E-mail can swiftly get out of hand for anyone in a company, and project managers have an even harder time keeping it under control. IT information, HR policy changes, social gathering notices, marketing information and more quickly piles up. The average employee ends up having to read a medium-length novel worth of internal communications every month.
Project managers, who have more responsibility, can easily find themselves buried under all the cross-communication going on through e-mail. Important and urgent messages get buried in the flood, and it eats up hours every day sorting through it all and responding where necessary. It’s a great idea to cut back on the e-mail and deal with information overload, but how do you go about it? Here are a few great ideas for handling the flow of e-mail.
1. Establish your E-mail Preferences
As a project manager, you can control to an extent how you like your e-mail. Specifically, you can make it known when to e-mail you and, more importantly, when to not. Many project managers feel the need to tell everyone working under them to keep them aware. They want to be CCed on everything. Unfortunately, this results in a wave of e-mail every day, most of which is unimportant.
Making your preferences clear helps cut back on this e-mail. You don’t need to be copied into every e-mail conversation happening in the office. It’s just as easy to trust your team to come to you when they need something, and otherwise keep their conversations to themselves. Just make sure they know what you need to know, and what you don’t.
2. Choose you Audience Carefully
Even within your team, not everyone needs to know the information you’re sending. Don’t automatically CC every message you send to your whole team, or even your whole company. Think carefully about who you’re sending your messages to and who might be sending you comments back. Even if your team won’t be opening the messages, it looks unprofessional to see half an inbox full of unopened e-mails.
Building your own e-mail habits won’t directly cut down on the e-mails flooding in to your inbox. It does help encourage others in your team and company to monitor their own e-mail habits more directly.
3. Carefully Compose your E-mails
A large number of e-mail messages the typical project manager gets are questions. Each time you send out an important e-mail, someone will respond back asking for clarification on some point or another.
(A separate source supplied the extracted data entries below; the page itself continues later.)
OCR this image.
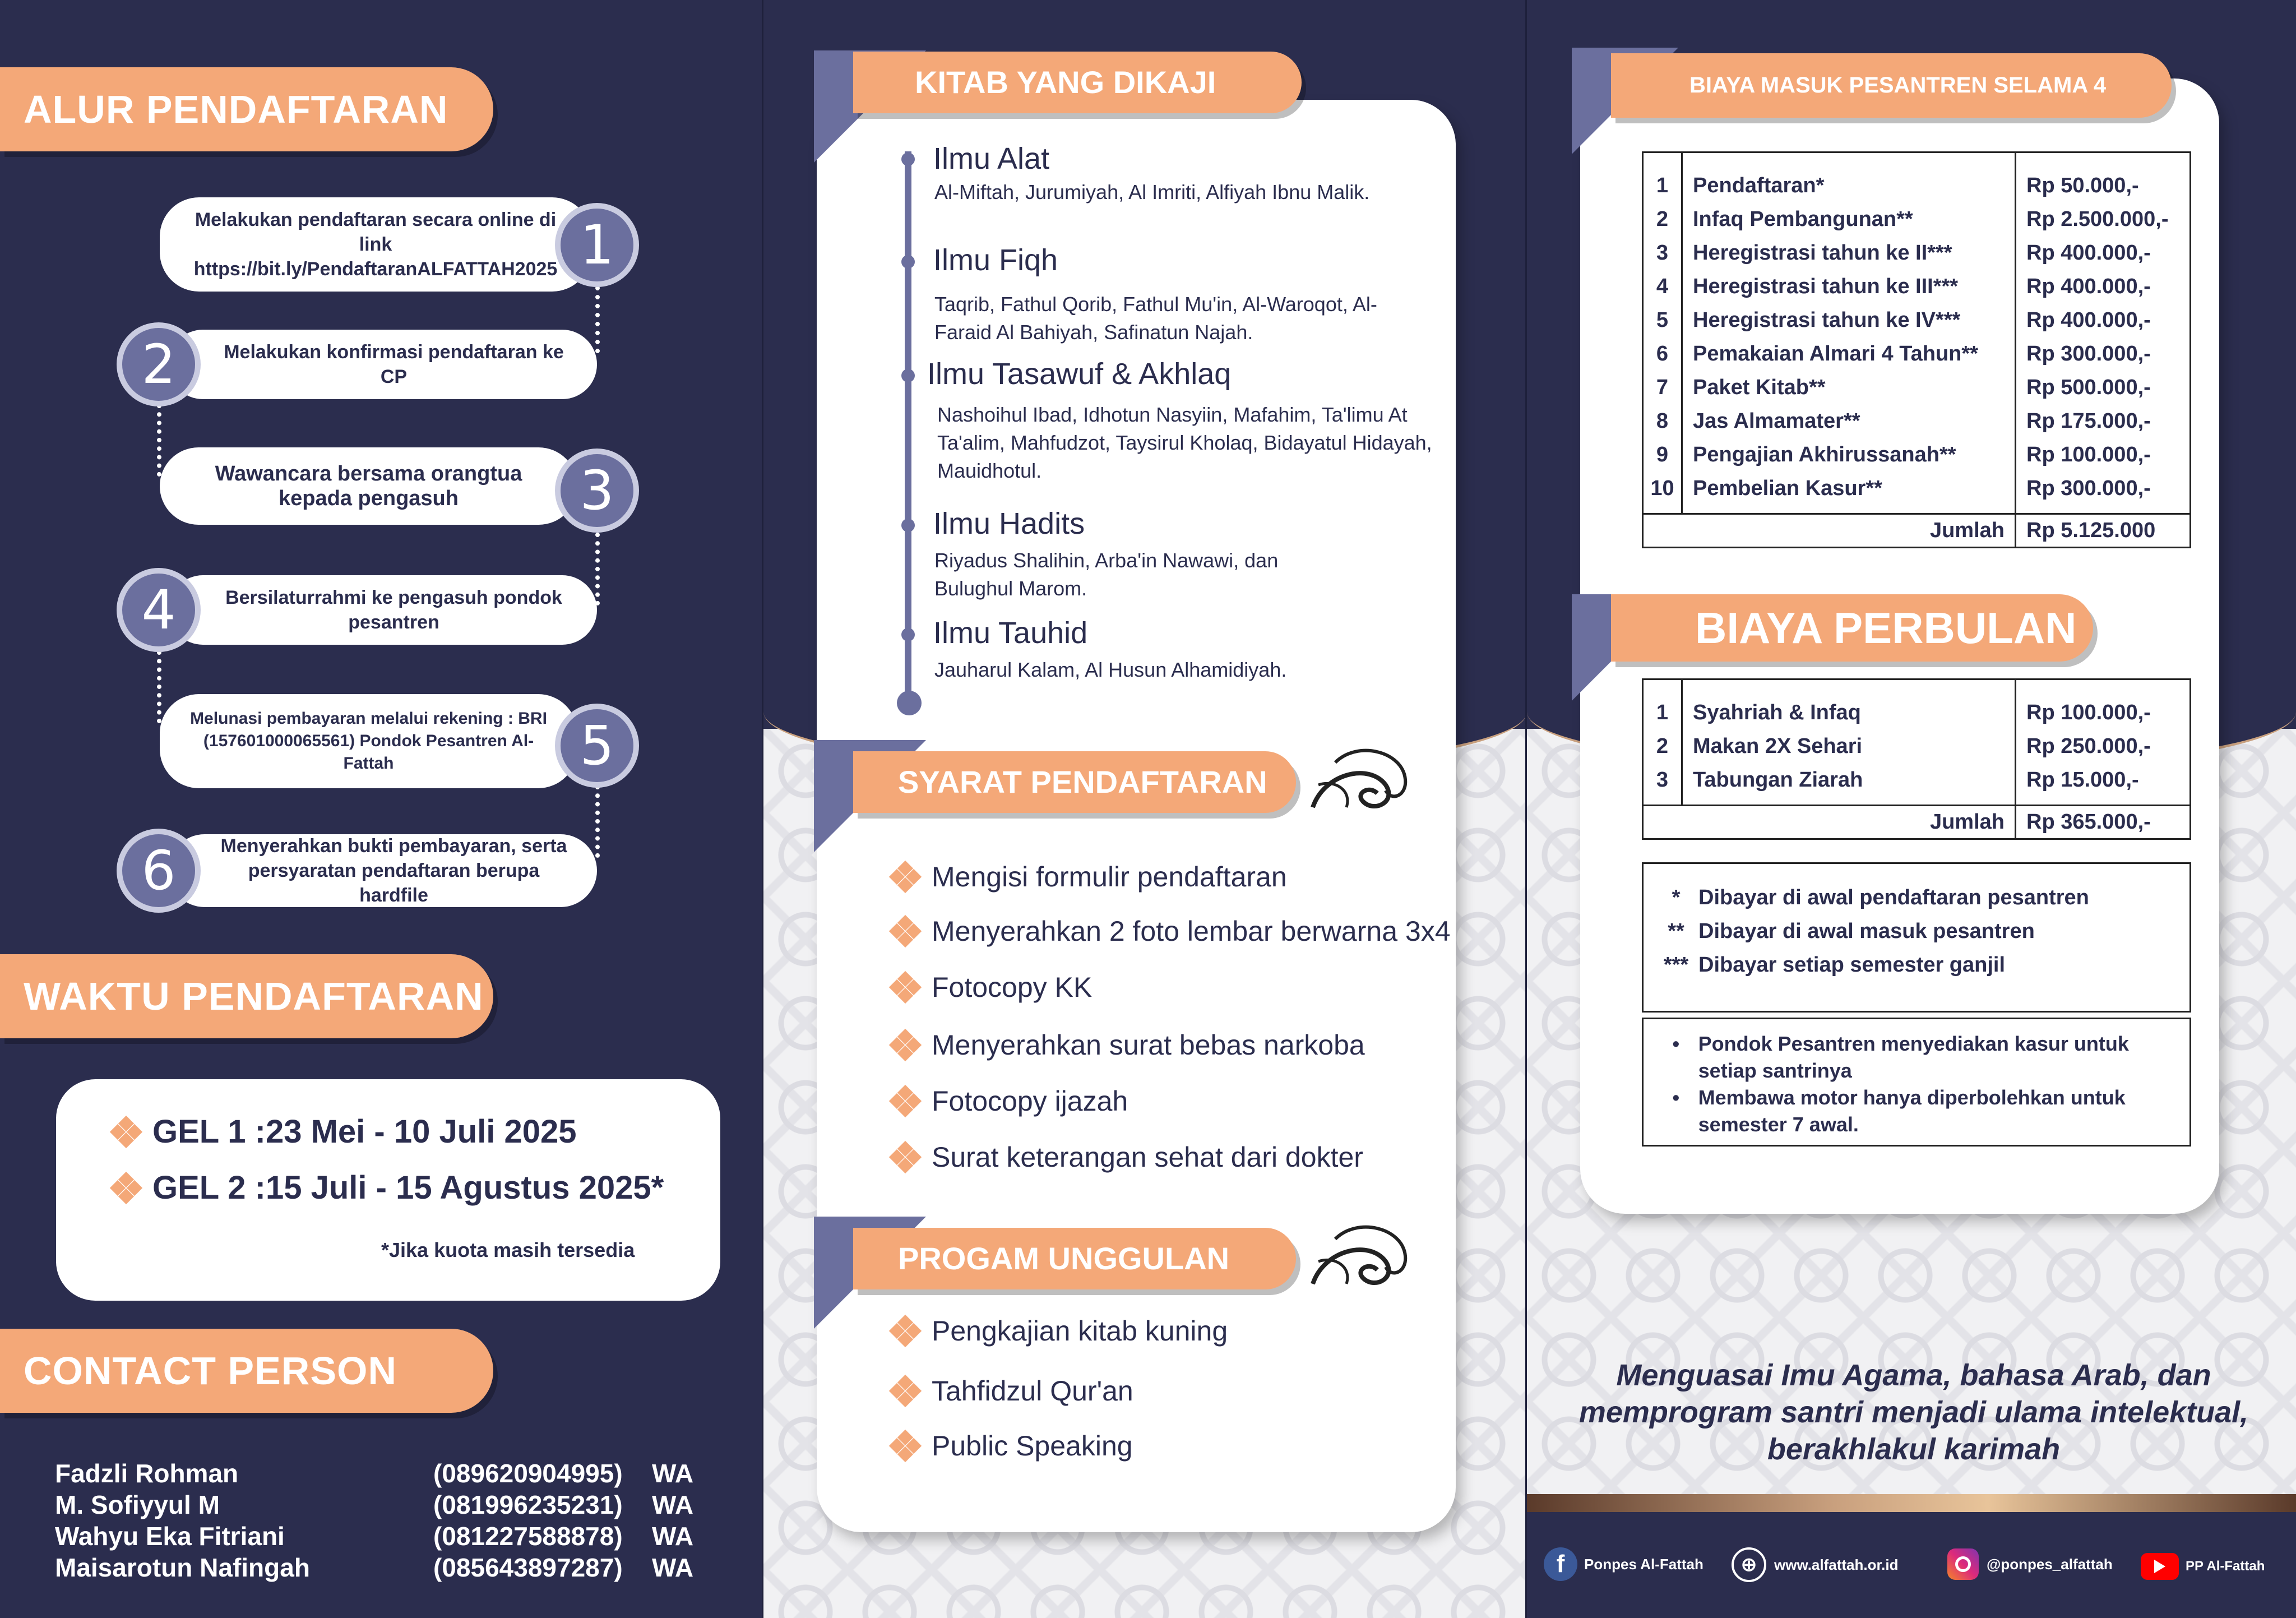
ALUR PENDAFTARAN
Melakukan pendaftaran secara online di link https://bit.ly/PendaftaranALFATTAH2025 1
Melakukan konfirmasi pendaftaran ke CP
2
Wawancara bersama orangtua kepada pengasuh	3
Bersilaturrahmi ke pengasuh pondok pesantren
4
Melunasi pembayaran melalui rekening : BRI (157601000065561) Pondok Pesantren Al-Fattah	5
Menyerahkan bukti pembayaran, serta persyaratan pendaftaran berupa hardfile
6
WAKTU PENDAFTARAN
GEL 1 :23 Mei - 10 Juli 2025
GEL 2 :15 Juli - 15 Agustus 2025*
*Jika kuota masih tersedia
CONTACT PERSON
Fadzli Rohman	(089620904995)	WA
M. Sofiyyul M	(081996235231)	WA
Wahyu Eka Fitriani	(081227588878)	WA
Maisarotun Nafingah	(085643897287)	WA
KITAB YANG DIKAJI
Ilmu Alat
Al-Miftah, Jurumiyah, Al Imriti, Alfiyah Ibnu Malik.
Ilmu Fiqh
Taqrib, Fathul Qorib, Fathul Mu'in, Al-Waroqot, Al-Faraid Al Bahiyah, Safinatun Najah.
Ilmu Tasawuf & Akhlaq
Nashoihul Ibad, Idhotun Nasyiin, Mafahim, Ta'limu At Ta'alim, Mahfudzot, Taysirul Kholaq, Bidayatul Hidayah, Mauidhotul.
Ilmu Hadits
Riyadus Shalihin, Arba'in Nawawi, dan Bulughul Marom.
Ilmu Tauhid
Jauharul Kalam, Al Husun Alhamidiyah.
SYARAT PENDAFTARAN
Mengisi formulir pendaftaran
Menyerahkan 2 foto lembar berwarna 3x4
Fotocopy KK
Menyerahkan surat bebas narkoba
Fotocopy ijazah
Surat keterangan sehat dari dokter
PROGAM UNGGULAN
Pengkajian kitab kuning
Tahfidzul Qur'an
Public Speaking
BIAYA MASUK PESANTREN SELAMA 4 TAHUN

1	Pendaftaran*	Rp 50.000,-
2	Infaq Pembangunan**	Rp 2.500.000,-
3	Heregistrasi tahun ke II***	Rp 400.000,-
4	Heregistrasi tahun ke III***	Rp 400.000,-
5	Heregistrasi tahun ke IV***	Rp 400.000,-
6	Pemakaian Almari 4 Tahun**	Rp 300.000,-
7	Paket Kitab**	Rp 500.000,-
8	Jas Almamater**	Rp 175.000,-
9	Pengajian Akhirussanah**	Rp 100.000,-
10	Pembelian Kasur**	Rp 300.000,-

Jumlah		Rp 5.125.000
BIAYA PERBULAN

1	Syahriah & Infaq	Rp 100.000,-
2	Makan 2X Sehari	Rp 250.000,-
3	Tabungan Ziarah	Rp 15.000,-

Jumlah		Rp 365.000,-
* Dibayar di awal pendaftaran pesantren
** Dibayar di awal masuk pesantren
*** Dibayar setiap semester ganjil
• Pondok Pesantren menyediakan kasur untuk setiap santrinya
• Membawa motor hanya diperbolehkan untuk semester 7 awal.
Menguasai Imu Agama, bahasa Arab, dan memprogram santri menjadi ulama intelektual, berakhlakul karimah
f	Ponpes Al-Fattah	⊕	www.alfattah.or.id	@ponpes_alfattah	PP Al-Fattah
For example, if a meeting is canceled, you send you an e-mail saying so. If you pause for a moment before hitting send, you have an opportunity to cut back on incoming messages. Someone will probably ask why the meeting was canceled, and most of the team will want to know when the meeting will be rescheduled. If you include those two points of information, you preemptively eliminate a dozen or more messages in your inbox.
4. Carefully Format your E-mails
Just like it’s important to consider the content of your e-mails, it’s important to consider the format. If you send out frequent e-mails with important content, you may want to create a template to fill out. This helps you draft the e-mail faster, and it helps you remember every salient point you need to include each time.
For e-mails that don’t need a template, you should still format them appropriately. If you notice, most content on the web has a standard sort of formatting. Webmasters use the combination of subheadings, bold and other formatting just to increase readability. This is because the average reader does a lot of scanning and much less reading. Format your e-mails for maximum clarity to decrease the number of questions you get in return.
5. Make sure E-mail is the Right Choice
Every bit of information has an appropriate way to deliver it. For some, it may be easiest to send out a mass e-mail to your entire team. For others, a quick phone call may suffice. A personal note or memo on paper could work for other bits of information, while a single more detailed e-mail to a specific person could work for some other messages.
It also helps to make yourself available by means other than e-mail. Maybe you can use a smartphone for texting. Maybe you have a social media account set up that you can make use of. Phone calls offer faster responses and an immediate question and answer session of necessary. In short, e-mail isn’t always the best option.
6. Avoid Using E-mail for Group Discussions
When the Internet was new, e-mail was a great way to host large group discussions without the necessity of gathering everyone in one place for a meeting or hooking up a conference call. Today, technology has improved to such an extent that e-mail discussions are inefficient and less useful than ever. Many software suites allow group discussion.
Even if you can’t set up specific software for everyone on your network or in your team, it might be worth the time to set up an internal or external discussion forum. Free forums are easy to set up and secure from unwanted intrusion. They are far from ideal for sensitive company information, but they work well for less important discussions that would otherwise clog up your e-mail with replay-all messages.
7. Keep Up to Date with E-mail
You’ll never be able to cut your e-mail down completely, nor should you want to. It is still a valuable communication tool. With these tips, you’ll be able to cut back on the number of incoming messages significantly. You’ll also be able to handle the e-mail you do have much more effectively. Set up filters to sort incoming messages into categories automatically. Get rid of any old newsletters, group discussions and other mailing lists you may be a part of but no longer need. The less superfluous e-mails come into your inbox, the less time each day you have to use to deal with them.